Write a song. Write 10 more. Find three guys (or girls--sorry) to play them with you. Play your first show on a Wednesday night, part of a three-bands-for-three-bucks bill. Do this a dozen times until you finally hook onto a decent show. Do this a dozen more times before someone takes a chance and lets you headline. Do this a dozen more times before you get the top slot on a weekend, where the real money is. Scrape up enough money to record a few songs. Scrounge up some more to put it out. Hit the road in a beat-up van and play for beat-down audiences who are there to see the other band, not yours. Live on Taco Bell and cigarettes. Do this for a year. Then another. If you're lucky, maybe then someone from the mailroom at a major will come to your show and bring your album back to his boss. If you're even luckier--like, lottery lucky--he'll listen to it and like it, and there you are.

Or, if you're Nate Ruess and Sam Means, the Phoenix-area duo that calls itself the Format, the story goes something like this: Write a song. Get it on the radio. Sign to Elektra Records. Screw the rest of that noise. Of course, it helps that the song, aptly titled "The First Single," is the right thing for right now, an acoustic-fueled post-graduation anthem for the program directors to slot between Dashboard Confessional and Jimmy Eat World.
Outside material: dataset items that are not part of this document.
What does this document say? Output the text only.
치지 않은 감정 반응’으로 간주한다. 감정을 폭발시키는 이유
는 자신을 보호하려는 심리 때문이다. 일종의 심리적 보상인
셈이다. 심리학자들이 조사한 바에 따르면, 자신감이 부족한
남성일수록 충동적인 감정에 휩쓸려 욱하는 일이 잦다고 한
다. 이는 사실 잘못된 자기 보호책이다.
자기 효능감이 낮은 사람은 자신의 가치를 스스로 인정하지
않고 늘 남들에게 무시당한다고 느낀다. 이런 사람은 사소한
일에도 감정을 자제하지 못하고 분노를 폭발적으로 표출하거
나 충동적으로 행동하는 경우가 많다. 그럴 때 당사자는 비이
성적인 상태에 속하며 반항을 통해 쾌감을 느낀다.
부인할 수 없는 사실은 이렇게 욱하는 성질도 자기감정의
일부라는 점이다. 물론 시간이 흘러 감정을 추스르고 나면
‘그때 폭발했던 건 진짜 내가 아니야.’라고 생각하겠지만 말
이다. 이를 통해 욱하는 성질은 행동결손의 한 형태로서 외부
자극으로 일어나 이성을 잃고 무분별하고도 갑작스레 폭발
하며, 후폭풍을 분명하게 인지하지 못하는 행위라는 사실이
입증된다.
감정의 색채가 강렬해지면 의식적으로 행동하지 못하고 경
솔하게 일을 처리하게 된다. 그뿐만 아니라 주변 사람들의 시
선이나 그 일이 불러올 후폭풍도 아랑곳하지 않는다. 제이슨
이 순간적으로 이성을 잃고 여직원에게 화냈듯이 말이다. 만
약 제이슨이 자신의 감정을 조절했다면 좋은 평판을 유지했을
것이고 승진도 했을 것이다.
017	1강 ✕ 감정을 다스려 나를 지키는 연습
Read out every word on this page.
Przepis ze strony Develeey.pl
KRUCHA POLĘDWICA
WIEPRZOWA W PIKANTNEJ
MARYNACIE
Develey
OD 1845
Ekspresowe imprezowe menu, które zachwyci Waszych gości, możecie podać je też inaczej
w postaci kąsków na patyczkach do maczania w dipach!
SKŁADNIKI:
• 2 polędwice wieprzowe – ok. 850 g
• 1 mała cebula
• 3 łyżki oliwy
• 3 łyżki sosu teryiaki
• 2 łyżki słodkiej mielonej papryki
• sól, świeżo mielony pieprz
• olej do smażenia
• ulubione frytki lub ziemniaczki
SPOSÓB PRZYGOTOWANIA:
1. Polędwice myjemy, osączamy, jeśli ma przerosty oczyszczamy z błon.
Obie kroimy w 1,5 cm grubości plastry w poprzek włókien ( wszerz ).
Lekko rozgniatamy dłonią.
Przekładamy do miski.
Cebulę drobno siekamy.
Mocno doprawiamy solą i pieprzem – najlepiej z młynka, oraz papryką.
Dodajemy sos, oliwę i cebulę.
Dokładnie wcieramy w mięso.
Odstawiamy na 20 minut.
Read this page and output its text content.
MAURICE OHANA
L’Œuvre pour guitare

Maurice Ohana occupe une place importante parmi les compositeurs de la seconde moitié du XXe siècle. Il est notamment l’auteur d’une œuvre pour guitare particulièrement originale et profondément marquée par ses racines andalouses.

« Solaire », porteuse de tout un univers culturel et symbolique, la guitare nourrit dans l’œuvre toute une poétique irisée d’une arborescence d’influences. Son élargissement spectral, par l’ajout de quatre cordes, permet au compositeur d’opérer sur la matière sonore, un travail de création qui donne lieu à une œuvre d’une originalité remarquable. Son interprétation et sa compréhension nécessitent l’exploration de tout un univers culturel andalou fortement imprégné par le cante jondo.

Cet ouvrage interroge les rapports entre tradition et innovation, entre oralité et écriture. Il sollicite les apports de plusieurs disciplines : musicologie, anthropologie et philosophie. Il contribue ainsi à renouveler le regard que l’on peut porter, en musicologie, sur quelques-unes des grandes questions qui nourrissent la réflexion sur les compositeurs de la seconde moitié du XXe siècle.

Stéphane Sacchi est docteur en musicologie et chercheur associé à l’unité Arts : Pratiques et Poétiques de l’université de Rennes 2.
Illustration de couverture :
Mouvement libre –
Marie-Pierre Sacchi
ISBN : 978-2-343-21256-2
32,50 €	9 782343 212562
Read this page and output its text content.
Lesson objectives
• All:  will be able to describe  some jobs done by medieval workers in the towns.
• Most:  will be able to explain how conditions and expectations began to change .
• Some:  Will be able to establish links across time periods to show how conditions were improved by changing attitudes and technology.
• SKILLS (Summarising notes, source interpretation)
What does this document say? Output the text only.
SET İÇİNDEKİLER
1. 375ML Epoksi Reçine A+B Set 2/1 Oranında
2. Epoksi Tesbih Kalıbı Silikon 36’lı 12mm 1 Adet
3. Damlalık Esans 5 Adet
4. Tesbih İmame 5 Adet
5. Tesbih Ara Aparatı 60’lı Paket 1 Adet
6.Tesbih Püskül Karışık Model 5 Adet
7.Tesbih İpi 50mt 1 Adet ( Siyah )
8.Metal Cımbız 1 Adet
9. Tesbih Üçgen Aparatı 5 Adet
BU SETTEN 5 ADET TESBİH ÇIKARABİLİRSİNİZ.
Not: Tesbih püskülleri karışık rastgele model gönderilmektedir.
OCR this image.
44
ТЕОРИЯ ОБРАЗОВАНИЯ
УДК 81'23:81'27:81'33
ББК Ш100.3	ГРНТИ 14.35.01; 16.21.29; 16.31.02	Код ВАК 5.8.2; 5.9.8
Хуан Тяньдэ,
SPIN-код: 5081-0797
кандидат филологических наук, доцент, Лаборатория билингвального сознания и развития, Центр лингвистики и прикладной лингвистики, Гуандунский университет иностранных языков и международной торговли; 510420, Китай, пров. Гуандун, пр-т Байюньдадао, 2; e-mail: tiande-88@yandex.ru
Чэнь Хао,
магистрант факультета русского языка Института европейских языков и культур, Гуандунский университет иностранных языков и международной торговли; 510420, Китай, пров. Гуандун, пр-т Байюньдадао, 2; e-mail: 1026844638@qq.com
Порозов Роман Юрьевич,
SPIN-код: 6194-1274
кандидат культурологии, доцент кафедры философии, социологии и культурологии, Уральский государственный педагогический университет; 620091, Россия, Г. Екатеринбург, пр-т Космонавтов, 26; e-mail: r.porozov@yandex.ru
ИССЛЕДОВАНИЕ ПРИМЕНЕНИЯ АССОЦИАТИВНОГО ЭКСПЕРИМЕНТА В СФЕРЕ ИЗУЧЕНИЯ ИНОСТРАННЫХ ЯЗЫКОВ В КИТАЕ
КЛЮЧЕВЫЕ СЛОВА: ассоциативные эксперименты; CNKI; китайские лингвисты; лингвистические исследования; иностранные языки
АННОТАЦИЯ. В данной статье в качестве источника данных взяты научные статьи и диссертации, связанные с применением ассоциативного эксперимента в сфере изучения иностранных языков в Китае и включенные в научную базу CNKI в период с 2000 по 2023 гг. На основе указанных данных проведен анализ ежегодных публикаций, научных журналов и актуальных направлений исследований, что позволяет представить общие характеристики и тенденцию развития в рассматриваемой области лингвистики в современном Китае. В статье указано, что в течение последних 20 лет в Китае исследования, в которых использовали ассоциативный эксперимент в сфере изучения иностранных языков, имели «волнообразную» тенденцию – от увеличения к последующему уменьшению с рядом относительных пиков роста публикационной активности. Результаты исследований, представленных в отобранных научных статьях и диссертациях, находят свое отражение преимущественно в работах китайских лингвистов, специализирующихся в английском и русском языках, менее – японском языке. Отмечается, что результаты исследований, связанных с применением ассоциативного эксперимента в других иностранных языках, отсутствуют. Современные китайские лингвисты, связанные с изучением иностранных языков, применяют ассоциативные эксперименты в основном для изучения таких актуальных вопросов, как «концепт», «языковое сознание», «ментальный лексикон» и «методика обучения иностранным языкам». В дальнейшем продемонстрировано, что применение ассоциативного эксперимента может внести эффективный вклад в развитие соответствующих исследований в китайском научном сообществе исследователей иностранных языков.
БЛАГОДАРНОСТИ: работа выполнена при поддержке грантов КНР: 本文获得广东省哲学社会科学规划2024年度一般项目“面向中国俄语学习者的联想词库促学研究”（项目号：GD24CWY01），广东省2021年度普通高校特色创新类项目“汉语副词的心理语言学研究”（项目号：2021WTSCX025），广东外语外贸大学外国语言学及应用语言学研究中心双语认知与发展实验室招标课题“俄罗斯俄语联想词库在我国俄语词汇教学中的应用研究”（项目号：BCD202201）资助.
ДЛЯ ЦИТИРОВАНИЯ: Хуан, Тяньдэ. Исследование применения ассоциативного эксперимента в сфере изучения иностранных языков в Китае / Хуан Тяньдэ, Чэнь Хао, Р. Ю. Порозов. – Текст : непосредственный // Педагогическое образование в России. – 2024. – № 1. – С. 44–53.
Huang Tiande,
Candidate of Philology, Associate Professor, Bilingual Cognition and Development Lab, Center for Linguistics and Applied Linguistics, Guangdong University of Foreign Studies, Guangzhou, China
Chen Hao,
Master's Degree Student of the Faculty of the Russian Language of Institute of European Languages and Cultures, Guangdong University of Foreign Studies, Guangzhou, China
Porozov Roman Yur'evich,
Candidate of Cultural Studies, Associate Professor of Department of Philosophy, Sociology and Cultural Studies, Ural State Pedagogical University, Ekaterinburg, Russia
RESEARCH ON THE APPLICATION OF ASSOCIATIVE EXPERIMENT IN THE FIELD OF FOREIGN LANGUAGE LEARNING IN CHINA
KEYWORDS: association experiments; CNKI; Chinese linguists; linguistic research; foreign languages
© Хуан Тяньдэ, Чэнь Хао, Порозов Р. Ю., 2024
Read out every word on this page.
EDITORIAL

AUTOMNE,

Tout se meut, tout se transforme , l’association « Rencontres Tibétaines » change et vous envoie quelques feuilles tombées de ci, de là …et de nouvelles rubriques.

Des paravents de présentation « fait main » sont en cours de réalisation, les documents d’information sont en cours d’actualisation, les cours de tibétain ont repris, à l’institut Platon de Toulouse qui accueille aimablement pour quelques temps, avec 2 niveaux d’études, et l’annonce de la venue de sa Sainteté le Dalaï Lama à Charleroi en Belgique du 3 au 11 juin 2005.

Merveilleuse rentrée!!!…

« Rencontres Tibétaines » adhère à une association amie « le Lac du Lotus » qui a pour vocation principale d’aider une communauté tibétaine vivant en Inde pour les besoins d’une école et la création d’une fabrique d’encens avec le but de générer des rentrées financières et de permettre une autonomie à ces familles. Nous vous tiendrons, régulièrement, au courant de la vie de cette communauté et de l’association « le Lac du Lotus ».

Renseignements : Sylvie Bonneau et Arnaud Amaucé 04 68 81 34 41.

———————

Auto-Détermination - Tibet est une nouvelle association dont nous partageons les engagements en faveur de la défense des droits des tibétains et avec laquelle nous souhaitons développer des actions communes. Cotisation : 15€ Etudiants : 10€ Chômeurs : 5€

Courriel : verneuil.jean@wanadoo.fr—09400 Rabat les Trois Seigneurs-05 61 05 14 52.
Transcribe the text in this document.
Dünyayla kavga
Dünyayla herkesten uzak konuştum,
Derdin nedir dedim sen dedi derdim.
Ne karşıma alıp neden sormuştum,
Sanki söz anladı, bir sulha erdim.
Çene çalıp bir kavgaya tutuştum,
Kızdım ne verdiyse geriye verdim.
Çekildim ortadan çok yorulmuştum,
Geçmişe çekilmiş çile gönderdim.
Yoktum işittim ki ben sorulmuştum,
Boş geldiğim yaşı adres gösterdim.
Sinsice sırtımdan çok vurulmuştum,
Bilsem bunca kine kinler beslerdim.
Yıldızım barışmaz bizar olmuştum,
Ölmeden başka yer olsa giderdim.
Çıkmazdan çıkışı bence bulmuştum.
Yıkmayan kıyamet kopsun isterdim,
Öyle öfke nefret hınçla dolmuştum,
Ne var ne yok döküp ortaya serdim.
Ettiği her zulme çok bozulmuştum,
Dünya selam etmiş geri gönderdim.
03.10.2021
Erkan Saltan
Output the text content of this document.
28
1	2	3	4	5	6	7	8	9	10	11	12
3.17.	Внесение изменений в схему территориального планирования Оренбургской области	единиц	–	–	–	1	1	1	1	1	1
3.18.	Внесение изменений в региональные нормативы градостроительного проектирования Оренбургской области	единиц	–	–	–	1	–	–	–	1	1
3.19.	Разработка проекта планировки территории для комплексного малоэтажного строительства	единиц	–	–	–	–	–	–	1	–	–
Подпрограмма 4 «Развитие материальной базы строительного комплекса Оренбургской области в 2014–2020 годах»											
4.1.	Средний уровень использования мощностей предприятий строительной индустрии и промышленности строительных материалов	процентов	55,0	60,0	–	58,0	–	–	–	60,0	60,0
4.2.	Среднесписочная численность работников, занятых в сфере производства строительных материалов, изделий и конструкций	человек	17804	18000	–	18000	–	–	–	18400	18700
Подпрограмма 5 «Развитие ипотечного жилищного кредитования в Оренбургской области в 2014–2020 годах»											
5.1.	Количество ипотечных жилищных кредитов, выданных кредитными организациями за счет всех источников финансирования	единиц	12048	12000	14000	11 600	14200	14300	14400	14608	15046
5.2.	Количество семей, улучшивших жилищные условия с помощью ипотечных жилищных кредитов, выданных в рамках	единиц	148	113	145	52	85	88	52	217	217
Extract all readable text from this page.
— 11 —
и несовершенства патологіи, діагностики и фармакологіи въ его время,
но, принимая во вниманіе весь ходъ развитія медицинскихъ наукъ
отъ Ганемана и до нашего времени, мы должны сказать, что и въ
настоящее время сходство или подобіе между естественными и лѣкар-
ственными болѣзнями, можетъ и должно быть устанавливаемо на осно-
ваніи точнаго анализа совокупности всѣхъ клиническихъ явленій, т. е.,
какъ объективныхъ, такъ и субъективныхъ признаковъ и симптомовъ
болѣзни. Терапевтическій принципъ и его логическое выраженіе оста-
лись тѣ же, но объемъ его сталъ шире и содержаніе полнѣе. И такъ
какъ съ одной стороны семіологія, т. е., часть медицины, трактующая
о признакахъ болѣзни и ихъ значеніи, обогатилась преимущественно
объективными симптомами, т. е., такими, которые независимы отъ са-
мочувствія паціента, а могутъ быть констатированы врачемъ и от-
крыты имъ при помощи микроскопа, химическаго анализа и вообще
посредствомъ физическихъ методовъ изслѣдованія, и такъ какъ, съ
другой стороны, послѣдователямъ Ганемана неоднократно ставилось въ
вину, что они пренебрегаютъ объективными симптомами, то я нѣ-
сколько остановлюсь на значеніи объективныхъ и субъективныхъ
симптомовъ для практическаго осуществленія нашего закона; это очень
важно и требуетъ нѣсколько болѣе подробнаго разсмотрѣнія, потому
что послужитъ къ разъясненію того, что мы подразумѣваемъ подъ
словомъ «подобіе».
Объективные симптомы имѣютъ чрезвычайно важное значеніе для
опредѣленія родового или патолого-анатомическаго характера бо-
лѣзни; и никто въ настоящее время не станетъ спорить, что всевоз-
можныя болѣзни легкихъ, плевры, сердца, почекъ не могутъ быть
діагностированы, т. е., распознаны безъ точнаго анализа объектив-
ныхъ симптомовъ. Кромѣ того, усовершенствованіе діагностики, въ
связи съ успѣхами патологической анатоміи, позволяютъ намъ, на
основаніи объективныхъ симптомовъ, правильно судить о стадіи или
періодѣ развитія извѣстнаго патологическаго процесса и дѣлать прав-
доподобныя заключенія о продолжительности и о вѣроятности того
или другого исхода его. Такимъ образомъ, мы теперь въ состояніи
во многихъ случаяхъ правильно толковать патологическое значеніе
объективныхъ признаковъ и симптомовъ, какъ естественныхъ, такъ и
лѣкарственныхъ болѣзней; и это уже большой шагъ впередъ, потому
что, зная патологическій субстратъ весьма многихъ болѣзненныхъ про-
Makes sense, then, that Jimmy Eat World's Jim Adkins has issued the group's debut EP, titled simply EP, on Western Tread Recordings, the label he started with longtime Phoenix promoter Charlie Levy. (The Format's Elektra bow hits later this year.) The rest of EP is solid--especially "Even Better Yet"; with it's Strummer strums, it could have been titled "Phoenix Calling." But it's got nothing on "The First Single," which has a hell-yeah chorus that makes a smile start in your heart--"So let's cause a scene/Clap our hands and stomp our feet or something/Yeah something"--and a hook that hits like a JDAM. Maybe they should have released it later, because it should be, and still could be, the summer sing-along that Jimmy Eat World's "The Middle" was last year. And to every band that recognizes itself in the first paragraph, consider this twisting the knife: Ruess and Means are only 20 and 22.